Galinhas presas em gaiola

Crise da gripe aviária no Brasil: um teste para as políticas públicas de biossegurança e comércio exterior

Notícias

Por

Surto de gripe aviária expõe falhas estratégicas do Brasil, riscos ao comércio exterior e a urgência de políticas públicas integradas.

A recente crise sanitária provocada pelo surto de gripe aviária no Brasil revelou fragilidades importantes na articulação entre saúde animal, segurança alimentar e política comercial. Embora o país tenha retomado rapidamente o status de “livre de Influenza Aviária de Alta Patogenicidade em granjas comerciais”, a sequência de embargos internacionais — ainda que pontuais — gerou impactos significativos tanto na economia quanto na credibilidade sanitária do agronegócio brasileiro.

De um lado, o bloqueio temporário das exportações brasileiras de frango, após a confirmação de casos no Rio Grande do Sul, resultou em uma queda imediata no preço da carne de frango no mercado interno, contribuindo para a contenção da inflação dos alimentos. Estima-se uma redução de até 0,10 ponto percentual no IPCA do período, aliviando o bolso do consumidor brasileiro em um contexto de alta nos alimentos. No entanto, essa “vitória” inflacionária esconde um problema estrutural: a fragilidade das cadeias produtivas frente a surtos sanitários e a ausência de mecanismos de compensação para produtores que sofrem perdas por paralisações forçadas nas exportações.

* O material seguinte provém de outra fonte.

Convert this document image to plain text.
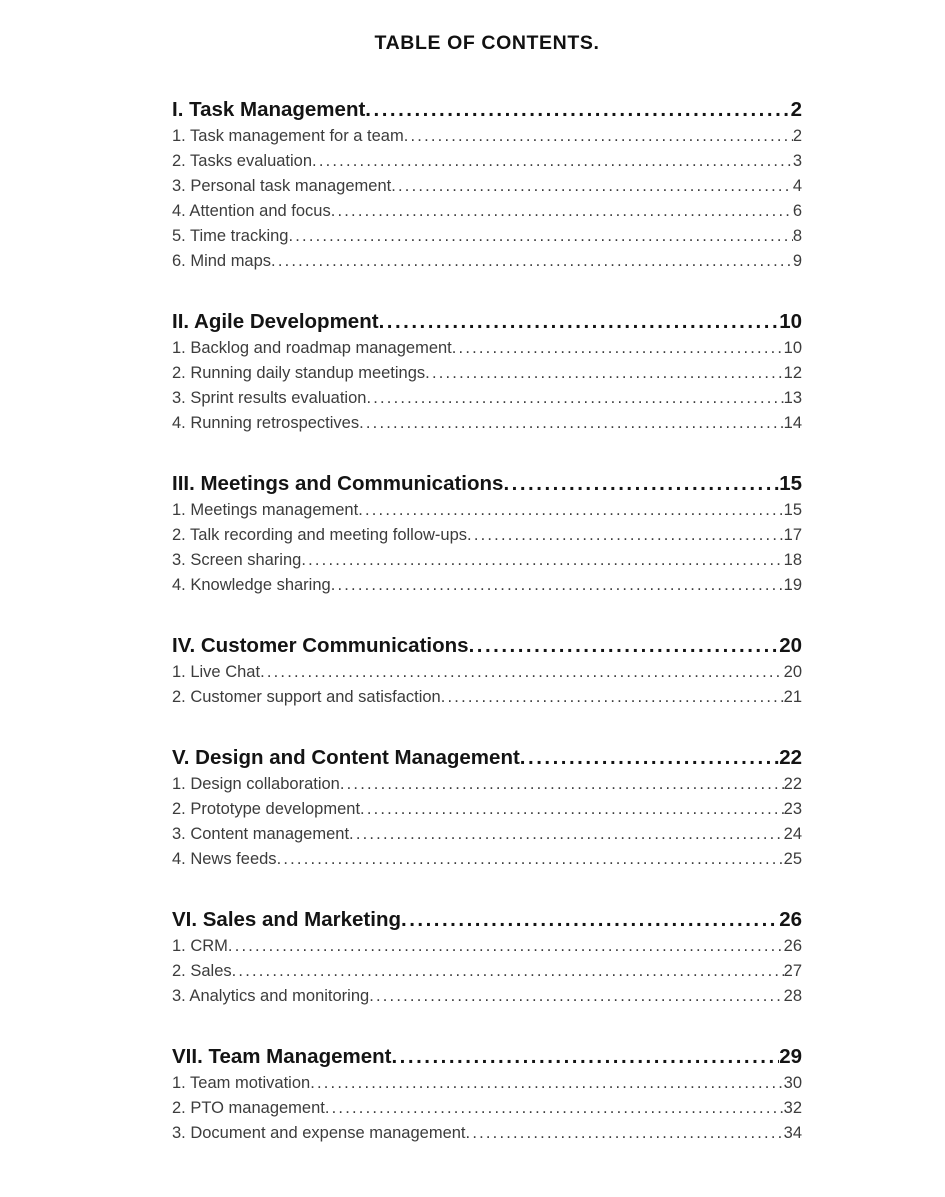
TABLE OF CONTENTS.
I. Task Management .....	2
1. Task management for a team .....	2
2. Tasks evaluation .....	3
3. Personal task management .....	4
4. Attention and focus .....	6
5. Time tracking .....	8
6. Mind maps .....	9
II. Agile Development .....	10
1. Backlog and roadmap management .....	10
2. Running daily standup meetings .....	12
3. Sprint results evaluation .....	13
4. Running retrospectives .....	14
III. Meetings and Communications .....	15
1. Meetings management .....	15
2. Talk recording and meeting follow-ups .....	17
3. Screen sharing .....	18
4. Knowledge sharing .....	19
IV. Customer Communications .....	20
1. Live Chat .....	20
2. Customer support and satisfaction .....	21
V. Design and Content Management .....	22
1. Design collaboration .....	22
2. Prototype development .....	23
3. Content management .....	24
4. News feeds .....	25
VI. Sales and Marketing .....	26
1. CRM .....	26
2. Sales .....	27
3. Analytics and monitoring .....	28
VII. Team Management .....	29
1. Team motivation .....	30
2. PTO management .....	32
3. Document and expense management .....	34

Segundo analistas do setor, o Brasil perdeu até US$ 200 milhões em exportações por mês com os embargos, afetando especialmente pequenos e médios produtores integrados ao sistema de agroindústria. Sem uma política pública de compensação emergencial ou subsídio transitório, essas perdas comprometem a sustentabilidade da produção e colocam em risco empregos e abastecimento futuro.

O que se viu, portanto, foi uma resposta reativa do governo — centrada em negociações diplomáticas pontuais e em ações de contenção do surto. Embora a atuação das autoridades sanitárias tenha sido tecnicamente correta e rápida, faltou uma estratégia de longo prazo baseada em regionalização de riscos. Países como Austrália e Estados Unidos operam sob protocolos de “zonificação sanitária”, que permitem restringir as exportações apenas de áreas afetadas, sem paralisar toda a produção nacional. O Brasil ainda não tem esse reconhecimento internacional plenamente consolidado — uma lacuna que precisa ser corrigida com urgência.

A visita da comitiva brasileira à China, no contexto da comissão sino-brasileira Cosban, evidenciou a tentativa do governo de preservar os acordos comerciais mesmo diante da crise. Porém, o tema da gripe aviária foi tratado como questão emergencial, e não como parte da agenda estruturante de segurança sanitária. Essa abordagem fragmentada compromete a confiança internacional no sistema de vigilância brasileiro. Afinal, não basta conter surtos: é preciso demonstrar capacidade de prevenir, isolar, comunicar e rastrear com transparência.

Outra dimensão negligenciada na resposta pública foi a integração com a abordagem “One Health” — que considera as interdependências entre a saúde humana, animal e ambiental. A presença do vírus H5N1 em mamíferos, como gatos e bovinos nos EUA, e os recentes casos humanos na Ásia (incluindo mortes por gripe aviária no Camboja e na Índia), acendem um alerta importante. É indispensável que as políticas de saúde animal no Brasil se integrem às vigilâncias de saúde pública e ambiental, com sistemas de alerta precoce e investimento em biosegurança, especialmente para trabalhadores rurais e pequenos criadores.

Frente a esses desafios, o Brasil precisa de um novo pacto de políticas públicas que envolva:

  1. Criação de um fundo emergencial para produtores afetados por embargos sanitários;
  2. Reconhecimento e aplicação de protocolos de regionalização nas exportações;
  3. Fortalecimento da vigilância epidemiológica integrada (One Health);
  4. Diplomacia sanitária ativa e contínua, não apenas em momentos de crise;
  5. Programas de biosegurança com apoio técnico e financeiro para as cadeias produtivas locais.

A gripe aviária, portanto, é mais do que uma crise sanitária. É um teste de maturidade das nossas políticas públicas frente à globalização dos riscos, à competitividade agroexportadora e ao compromisso com a saúde coletiva. Se não aproveitarmos este momento para reestruturar nossas estratégias, estaremos apenas empurrando para o futuro uma vulnerabilidade que já se mostrou cara demais.